You’re going to hear a lot about pollinators from me and all the other Garden Writers (yes, I use capital letters because we’re all members of GWA, formerly Garden Writers of America) in the next few months.
For years we’ve been hearing about particular individual pollinators like bats, who were in decline from white nose fungus, or monarch butterflies who were declining because of loss of habitat and perhaps pesticide use and of course the honeybee and colony collapse disorder.
But have we ever stopped to consider that we might be the cause of some of the problem? It’s a dreadful thought, and not one that any of us want to think about I’m sure.
I know that I like to think that I do my part for pollinators. I plant native plants whenever possible. And I am the organic gardener that I am specifically because of butterflies–or the lack that I found when I moved to my current property in 1994. As soon as I convinced the Spoiler we had to stop using pesticides, the butterflies came back (now, if only I could convince the rest of the neighborhood!)
But I recently read this fascinating piece from the Xerces Society about leaving spring clean up in the garden until later in the season to allow the ground nesting native bees to seek shelter on cooler nights and to permit the overwintering butterflies to hatch out.
Whoa! That’s huge! Why does no one ever talk about this?
I know we’re just starting to publicize leaving leaf litter and twigs, etc in the garden in the fall for just these same reasons–shelter and cover for beneficial insects and native bees.
You’ll be seeing a lot more from me–this month and in June, during Pollinator Week–about this topic.
The realization that for my climate I still need to be leaving the stems of my perennials standing a wee bit longer was amazing.

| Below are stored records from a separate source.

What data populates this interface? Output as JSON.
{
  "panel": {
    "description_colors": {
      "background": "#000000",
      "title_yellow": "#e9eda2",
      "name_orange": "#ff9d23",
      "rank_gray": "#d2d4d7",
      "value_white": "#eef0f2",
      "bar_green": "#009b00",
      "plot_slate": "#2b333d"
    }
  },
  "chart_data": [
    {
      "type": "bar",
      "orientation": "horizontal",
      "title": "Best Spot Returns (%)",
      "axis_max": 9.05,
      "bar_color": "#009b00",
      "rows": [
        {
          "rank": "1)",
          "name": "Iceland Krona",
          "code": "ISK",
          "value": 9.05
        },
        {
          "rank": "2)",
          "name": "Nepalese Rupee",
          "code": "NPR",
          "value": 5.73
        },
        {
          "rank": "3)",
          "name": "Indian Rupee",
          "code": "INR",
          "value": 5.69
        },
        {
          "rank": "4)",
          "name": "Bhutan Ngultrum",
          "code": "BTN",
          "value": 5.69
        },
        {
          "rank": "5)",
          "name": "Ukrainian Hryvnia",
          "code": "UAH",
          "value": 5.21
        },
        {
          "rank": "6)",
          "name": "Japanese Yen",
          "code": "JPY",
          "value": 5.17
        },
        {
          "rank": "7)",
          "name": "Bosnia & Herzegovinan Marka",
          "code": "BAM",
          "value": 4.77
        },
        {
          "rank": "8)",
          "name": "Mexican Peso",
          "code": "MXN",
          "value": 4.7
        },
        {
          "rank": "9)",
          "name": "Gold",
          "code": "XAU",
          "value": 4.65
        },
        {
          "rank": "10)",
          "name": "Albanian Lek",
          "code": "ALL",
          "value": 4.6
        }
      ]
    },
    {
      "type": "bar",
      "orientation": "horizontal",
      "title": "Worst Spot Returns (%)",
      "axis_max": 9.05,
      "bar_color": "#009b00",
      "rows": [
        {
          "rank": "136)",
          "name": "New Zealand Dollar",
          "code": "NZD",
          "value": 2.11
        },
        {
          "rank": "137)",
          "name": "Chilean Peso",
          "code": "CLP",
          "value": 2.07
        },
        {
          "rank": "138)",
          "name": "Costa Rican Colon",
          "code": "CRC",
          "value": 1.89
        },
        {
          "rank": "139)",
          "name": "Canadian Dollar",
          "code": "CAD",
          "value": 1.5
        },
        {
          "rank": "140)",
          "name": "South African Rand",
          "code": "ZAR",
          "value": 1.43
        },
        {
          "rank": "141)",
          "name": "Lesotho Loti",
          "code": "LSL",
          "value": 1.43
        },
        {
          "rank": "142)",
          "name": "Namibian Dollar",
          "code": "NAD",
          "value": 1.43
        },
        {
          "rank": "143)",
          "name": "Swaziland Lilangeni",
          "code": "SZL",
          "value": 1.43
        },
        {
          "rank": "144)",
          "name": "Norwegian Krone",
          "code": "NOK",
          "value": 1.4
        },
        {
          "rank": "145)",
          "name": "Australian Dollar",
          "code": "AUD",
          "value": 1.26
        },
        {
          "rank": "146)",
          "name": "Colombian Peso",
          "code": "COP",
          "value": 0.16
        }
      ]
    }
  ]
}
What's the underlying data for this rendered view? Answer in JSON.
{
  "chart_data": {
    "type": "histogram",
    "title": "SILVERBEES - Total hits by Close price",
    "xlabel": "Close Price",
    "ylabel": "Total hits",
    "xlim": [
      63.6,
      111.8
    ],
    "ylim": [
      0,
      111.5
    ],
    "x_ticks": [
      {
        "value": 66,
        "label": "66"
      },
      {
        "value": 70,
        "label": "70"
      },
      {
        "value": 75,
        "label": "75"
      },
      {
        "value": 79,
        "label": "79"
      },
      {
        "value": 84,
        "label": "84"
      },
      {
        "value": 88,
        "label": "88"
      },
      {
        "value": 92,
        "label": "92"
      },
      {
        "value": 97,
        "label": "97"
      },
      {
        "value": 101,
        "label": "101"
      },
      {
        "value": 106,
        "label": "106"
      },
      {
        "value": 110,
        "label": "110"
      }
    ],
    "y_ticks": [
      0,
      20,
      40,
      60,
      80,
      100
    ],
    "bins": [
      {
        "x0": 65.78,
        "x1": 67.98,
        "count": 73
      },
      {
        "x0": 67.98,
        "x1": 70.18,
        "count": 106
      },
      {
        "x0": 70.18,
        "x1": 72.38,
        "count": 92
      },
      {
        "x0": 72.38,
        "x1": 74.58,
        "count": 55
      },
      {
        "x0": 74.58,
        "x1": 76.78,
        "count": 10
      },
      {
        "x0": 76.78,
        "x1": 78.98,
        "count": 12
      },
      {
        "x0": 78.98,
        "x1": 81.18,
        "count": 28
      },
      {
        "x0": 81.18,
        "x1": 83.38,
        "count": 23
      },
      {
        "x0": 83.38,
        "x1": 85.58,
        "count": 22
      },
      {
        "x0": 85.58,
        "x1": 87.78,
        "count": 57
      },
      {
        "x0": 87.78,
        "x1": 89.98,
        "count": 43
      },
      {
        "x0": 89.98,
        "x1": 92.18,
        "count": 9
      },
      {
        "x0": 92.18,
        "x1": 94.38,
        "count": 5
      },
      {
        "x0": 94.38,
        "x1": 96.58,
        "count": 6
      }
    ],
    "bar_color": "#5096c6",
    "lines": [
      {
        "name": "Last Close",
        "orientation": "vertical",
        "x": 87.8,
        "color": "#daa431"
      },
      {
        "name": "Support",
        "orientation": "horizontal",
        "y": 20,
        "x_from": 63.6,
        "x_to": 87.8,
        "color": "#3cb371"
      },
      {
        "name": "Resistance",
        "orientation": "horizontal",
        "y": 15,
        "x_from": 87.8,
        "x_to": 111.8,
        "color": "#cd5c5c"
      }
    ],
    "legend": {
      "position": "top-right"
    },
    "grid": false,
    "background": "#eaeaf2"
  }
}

I’ve been thinking about cutting them back for weeks and only time and wet weather prohibited me (thank goodness it’s raining again!)
If you live somewhere warmer, file this under “to be remembered.” The Xerces Society post has a great chart about how to know it’s safe to do spring clean-up by simple things like whether you have done your first spring mowing or whether the apple and cherry trees in your neighborhood have finished blooming.
Considering that’s a big fat “NO!” for me right now, I guess I and my neighbors will need to look at a messy yard a little bit longer–at least on my property!